Night Always Follows Day

Logical Fallacy or Inevitability?

There’s an inevitability to the march of totalitarian economic control which Austrian School Economists have warned about repeatedly. There’s a tipping point which exists when a state interferes in an economy beyond which a state will invariably enact the same destructive policies which have collapsed the economies of other states which engaged in similar folly. This folly consists of practices such as debasing the currency, running up massive deficits and debt, and excessively regulating economic activity. (Note, of course, that for us anarchists all state regulation of economic activity is excessive; but, for my purposes here, we can limit the purview to the stifling, bureaucratic interferences like housing acts, forced lending to “sub-prime” borrowers, GSEs, mandates by the FDA and FTC and other three-letter economy-killers, etc.) What happens is simply this:

  1. Some economic “injustice” or “inequity” or “imbalance” (it almost always starts with those keywords, so be on the lookout) exists and is too upsetting to be tolerated.
  2. The state is used to enforce justice/equity/balance.
  3. These attempts to overthrow the laws of economics succeed only in creating new problems (“unintended consequences”) which then require further state action to attempt to alleviate.
  4. A slippery slope comes into play at this point, with each new state interference into the market creating new problems until everything the Austrian School economists warned of comes to pass.

So it should come as no surprise to anyone who’s been paying attention that the state is now making it very difficult (and painful) for people to escape the country with their assets (link goes to Zero Hedge) :

It couldn’t have happened to a nicer country. On March 18, with very little pomp and circumstance, president Obama passed the most recent stimulus act, the $17.5 billion Hiring Incentives to Restore Employment Act (H.R. 2487), brilliantly goalseeked by the administration’s millionaire cronies to abbreviate as HIRE. As it was merely the latest in an endless stream of acts destined to expand the government payroll to infinity, nobody cared about it, or actually read it. Because if anyone had read it, the act would have been known as the Capital Controls Act, as one of the lesser, but infinitely more important provisions on page 27, known as Offset Provisions – Subtitle A—Foreign Account Tax Compliance, institutes just that. In brief, the Provision requires that foreign banks not only withhold 30% of all outgoing capital flows (likely remitting the collection promptly back to the US Treasury) but also disclose the full details of non-exempt account-holders to the US and the IRS. And should this provision be deemed illegal by a given foreign nation’s domestic laws (think Switzerland), well the foreign financial institution isrequired to close the account. It’s the law. If you thought you could move your capital to the non-sequestration safety of non-US financial institutions, sorry you lose – the law now says so. Capital Controls are now here and are now fully enforced by the law.

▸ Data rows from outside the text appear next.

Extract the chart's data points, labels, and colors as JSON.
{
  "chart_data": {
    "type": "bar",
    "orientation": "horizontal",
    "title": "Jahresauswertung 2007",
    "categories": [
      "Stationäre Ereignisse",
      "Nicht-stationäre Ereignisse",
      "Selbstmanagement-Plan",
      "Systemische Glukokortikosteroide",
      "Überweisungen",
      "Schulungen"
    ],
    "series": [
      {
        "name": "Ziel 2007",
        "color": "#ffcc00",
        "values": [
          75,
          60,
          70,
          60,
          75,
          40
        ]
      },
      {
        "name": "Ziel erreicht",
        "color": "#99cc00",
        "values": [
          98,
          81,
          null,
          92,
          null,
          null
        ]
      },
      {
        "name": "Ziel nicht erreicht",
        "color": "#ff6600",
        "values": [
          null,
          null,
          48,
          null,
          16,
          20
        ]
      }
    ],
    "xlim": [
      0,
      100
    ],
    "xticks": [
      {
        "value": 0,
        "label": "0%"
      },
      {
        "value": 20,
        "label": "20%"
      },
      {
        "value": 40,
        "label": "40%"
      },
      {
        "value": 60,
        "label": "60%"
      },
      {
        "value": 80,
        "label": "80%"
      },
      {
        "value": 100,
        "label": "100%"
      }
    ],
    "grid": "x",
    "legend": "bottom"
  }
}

This is one of the dangers inherent in running up enormous deficits. Since it’s becoming harder and harder for the Treasury to sell its bonds, and since it’s almost unprecedented for a government to reduce spending once it has created massive dependency on its various doles, it’s inevitable that taxes will be raised, initially upon the “wealthy”. When the wealthy decide they’re being fleeced beyond toleration, and that their attempts to combat this in the political arena have failed, they will move their assets offshore and leave the country. It’s inevitable. Well, as that erodes even more of the tax base and thus the deficits not only don’t shrink, but likely rise, what is the next logical step for those in power? Make it prohibitively painful (and difficult) for people to leave with their assets. We’re at that point now. We’re talking about 30% of all outgoing capital flows on money which has already been taxed. Ouch. Inevitable and painful.

For my assessment of what else is coming down the pipeline based on the same, simple logic I’ve described above, readers can check out this post on my personal blog: What’s Next?

Comments on this entry are closed.

  • This is awful, perhaps it is time to start doing wire-transfers to nations with trusted friends, or cash-carry-outs when going on vacations. However, there may be a loophole:

    by such holder and maintained by the same financial institution which maintains such account does not exceed $50,000.

    So, could you use more than one institution to keep the bulk of your assets in, and then another one to transfer them to before moving them out of the US? Would that be considered money-laundering or something-such if discovered?

  • Clark, thanks for the reference, seems like an area where one would need to consult a lawyer to figure out how to safely avoid triple-taxation. Another awful aspect of the State.